One possible solution to this problem is to check if there are any missing values in your data and remove them if necessary. Another solution is to check if there are any multicollinearity issues in your data. You can also try using different optimization algorithms or increasing the number of iterations.

I hope this helps! Let me know if you have any other questions.

Huang

gabrielet commented 1 year ago

@FrederickHuangLin i am unsure about the pipe symbol and whether i understood what you suggested. so, i tried to run the following:

fixedf <- "Treatment * TimePoint"
#fixedf <- "nifH+nosZ+nirS"
randf <- "|CollectionSite" # here i put the pipe before the random effects

# run ancombc
abc_res <-ancombc2(data=phylo_xna[[xna]], assay_name="counts", tax_level=taxa_level, fix_formula=fixedf, rand_formula=randf, group="TimePoint", pairwise=T, p_adj_method="fdr", n_cl = 8, verbose=T)

and i got an error stating that the pipe was not needed.

Error in str2lang(x) : <text>:1:28: unexpected '|'
1: y ~ Treatment * TimePoint+ |

hopefully passing the random effects without the pipe works as expected but i am unsure about how to actually verify it.

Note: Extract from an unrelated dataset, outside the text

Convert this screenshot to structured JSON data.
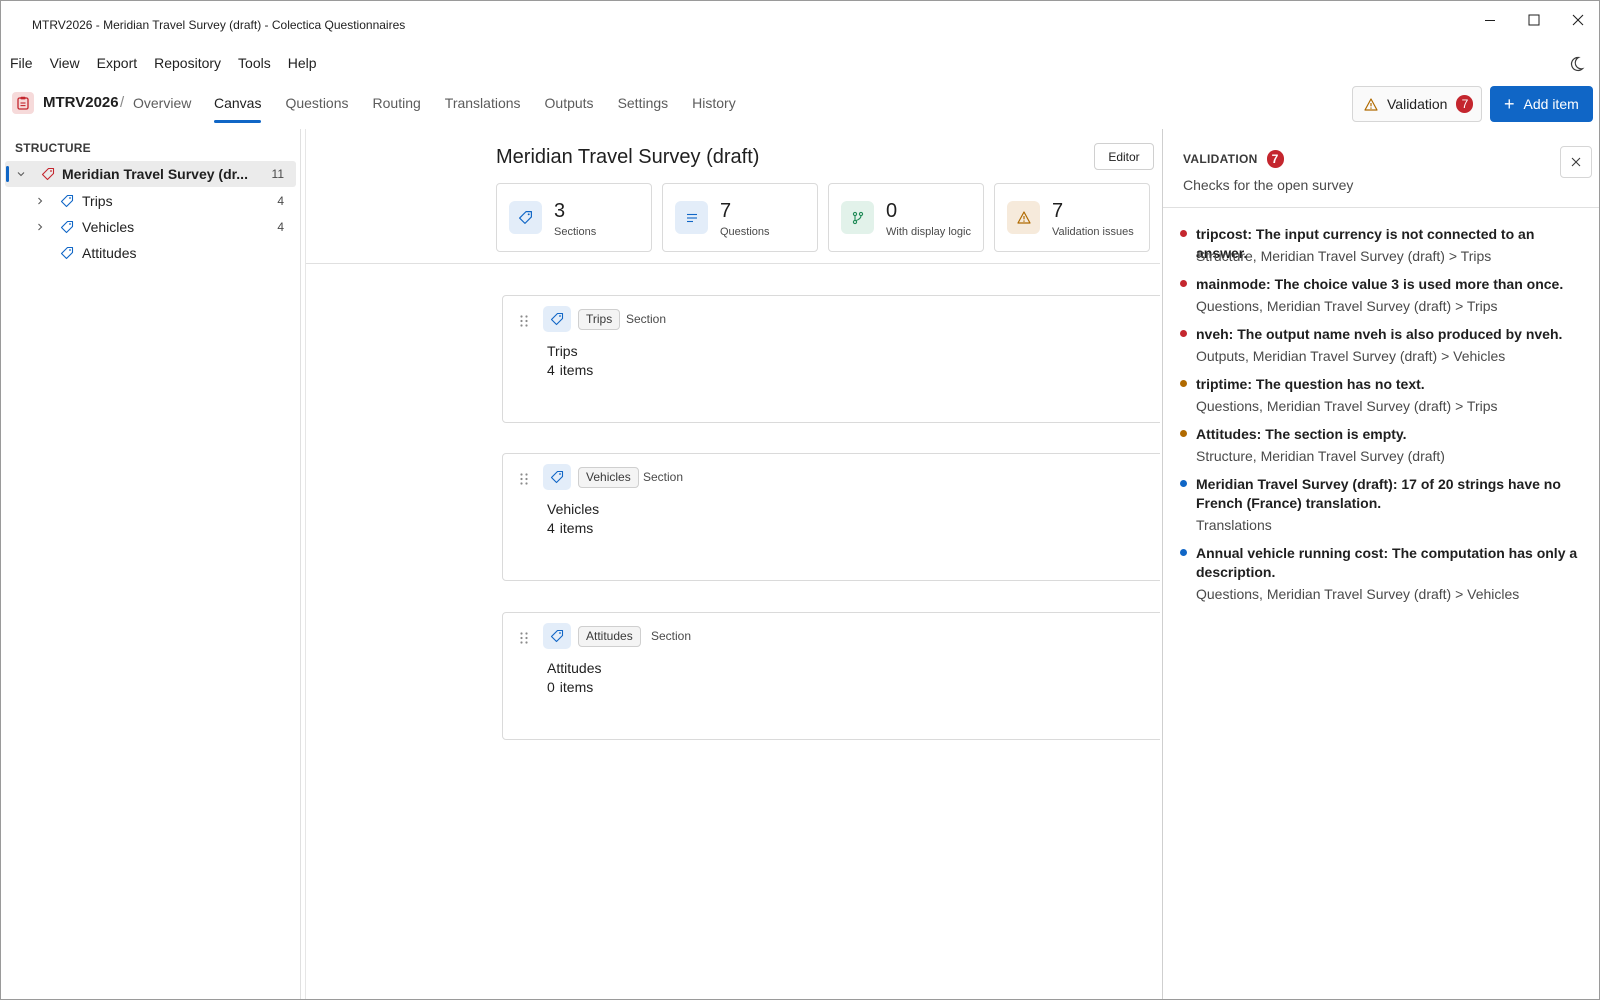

FrederickHuangLin commented 1 year ago

Hi @gabrielet,

I believe both of the following specifications, randf <- "(CollectionSite)" and randf <- "CollectionSite" will treat randf as the fixed effect, not a random intercept. The correct way of specifying the random intercept is either randf <- "(1|CollectionSite)" or randf <- "1|CollectionSite".

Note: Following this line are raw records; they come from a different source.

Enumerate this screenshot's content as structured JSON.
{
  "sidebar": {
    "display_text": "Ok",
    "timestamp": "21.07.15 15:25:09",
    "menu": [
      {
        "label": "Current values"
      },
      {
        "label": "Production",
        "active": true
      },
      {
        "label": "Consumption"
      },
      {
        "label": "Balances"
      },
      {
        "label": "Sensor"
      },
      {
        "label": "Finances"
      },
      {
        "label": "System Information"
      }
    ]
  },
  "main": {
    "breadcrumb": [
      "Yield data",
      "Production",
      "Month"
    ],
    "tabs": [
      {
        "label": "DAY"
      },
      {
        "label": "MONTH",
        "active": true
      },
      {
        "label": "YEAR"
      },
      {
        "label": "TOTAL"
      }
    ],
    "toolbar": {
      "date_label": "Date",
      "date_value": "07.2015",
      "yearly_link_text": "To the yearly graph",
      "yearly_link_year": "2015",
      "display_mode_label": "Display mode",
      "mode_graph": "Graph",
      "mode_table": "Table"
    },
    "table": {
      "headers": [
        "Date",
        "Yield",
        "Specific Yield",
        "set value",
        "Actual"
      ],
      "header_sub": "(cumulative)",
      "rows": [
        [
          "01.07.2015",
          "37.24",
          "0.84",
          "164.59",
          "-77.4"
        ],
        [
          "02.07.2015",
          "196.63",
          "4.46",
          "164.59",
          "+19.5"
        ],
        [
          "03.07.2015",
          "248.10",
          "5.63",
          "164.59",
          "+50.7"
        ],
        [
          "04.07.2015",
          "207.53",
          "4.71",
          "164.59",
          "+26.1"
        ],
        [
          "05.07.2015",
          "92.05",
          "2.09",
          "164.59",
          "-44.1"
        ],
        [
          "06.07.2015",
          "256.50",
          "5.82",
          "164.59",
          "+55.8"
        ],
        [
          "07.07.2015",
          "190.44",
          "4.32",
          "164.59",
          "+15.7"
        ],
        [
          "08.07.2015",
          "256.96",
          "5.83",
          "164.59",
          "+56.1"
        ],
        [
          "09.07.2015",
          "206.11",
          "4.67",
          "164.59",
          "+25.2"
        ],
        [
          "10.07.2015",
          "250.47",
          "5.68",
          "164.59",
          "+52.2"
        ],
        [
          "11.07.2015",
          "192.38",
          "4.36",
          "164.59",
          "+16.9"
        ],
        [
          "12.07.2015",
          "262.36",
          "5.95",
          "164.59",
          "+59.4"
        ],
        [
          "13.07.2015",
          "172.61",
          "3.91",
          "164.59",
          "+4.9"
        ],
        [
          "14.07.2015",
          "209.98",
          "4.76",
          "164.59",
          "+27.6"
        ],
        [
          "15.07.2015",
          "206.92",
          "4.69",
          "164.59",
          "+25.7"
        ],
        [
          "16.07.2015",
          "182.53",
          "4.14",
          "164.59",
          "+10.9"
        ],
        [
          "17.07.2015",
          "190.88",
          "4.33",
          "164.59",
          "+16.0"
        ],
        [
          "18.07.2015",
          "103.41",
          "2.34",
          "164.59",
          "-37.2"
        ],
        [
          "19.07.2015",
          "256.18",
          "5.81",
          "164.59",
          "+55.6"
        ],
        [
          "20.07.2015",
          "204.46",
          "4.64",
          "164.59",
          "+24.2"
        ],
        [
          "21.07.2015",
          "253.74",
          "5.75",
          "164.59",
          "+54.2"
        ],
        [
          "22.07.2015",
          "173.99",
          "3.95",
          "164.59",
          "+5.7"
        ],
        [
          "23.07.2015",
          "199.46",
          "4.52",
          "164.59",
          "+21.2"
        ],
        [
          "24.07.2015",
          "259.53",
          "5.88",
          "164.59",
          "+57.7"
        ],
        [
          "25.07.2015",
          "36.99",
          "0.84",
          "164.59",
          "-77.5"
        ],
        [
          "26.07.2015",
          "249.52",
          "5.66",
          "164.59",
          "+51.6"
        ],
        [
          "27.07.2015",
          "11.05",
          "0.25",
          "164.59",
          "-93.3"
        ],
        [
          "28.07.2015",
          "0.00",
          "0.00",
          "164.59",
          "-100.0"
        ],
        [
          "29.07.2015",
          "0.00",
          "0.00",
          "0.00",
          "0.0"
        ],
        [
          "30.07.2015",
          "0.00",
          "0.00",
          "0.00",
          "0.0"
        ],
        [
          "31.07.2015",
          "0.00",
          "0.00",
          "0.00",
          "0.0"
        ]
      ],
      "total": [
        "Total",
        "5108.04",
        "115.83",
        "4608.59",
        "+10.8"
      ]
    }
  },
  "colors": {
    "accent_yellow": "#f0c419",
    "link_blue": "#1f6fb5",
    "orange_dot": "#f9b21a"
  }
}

As you mentioned earlier, the correct specification led to an error of “not a positive definite matrix”, indicating that the matrix is not positive definite, which means that some of the eigenvalues of your correlation matrix are not positive numbers. This error can occur when there is a problem with the data or model specification.

I think this is more of a statistical issue with your data rather than a software issue. I suggest fitting the mixed effects model to your data using lmerTest (do not implement ancombc2 at this step) using the same fixed effects and random effects you used for the ancombc2 function, and see if you encounter the same error message. Usually, they will give you more informative error messages.

Best, Huang

gabrielet commented 1 year ago

@FrederickHuangLin, sorry for the late reply. ok, i will go through this again and see what happens. will update the post as soon as possible!

edit: running ancombc2 with the wrong formula may cause another error which i posted in this thread.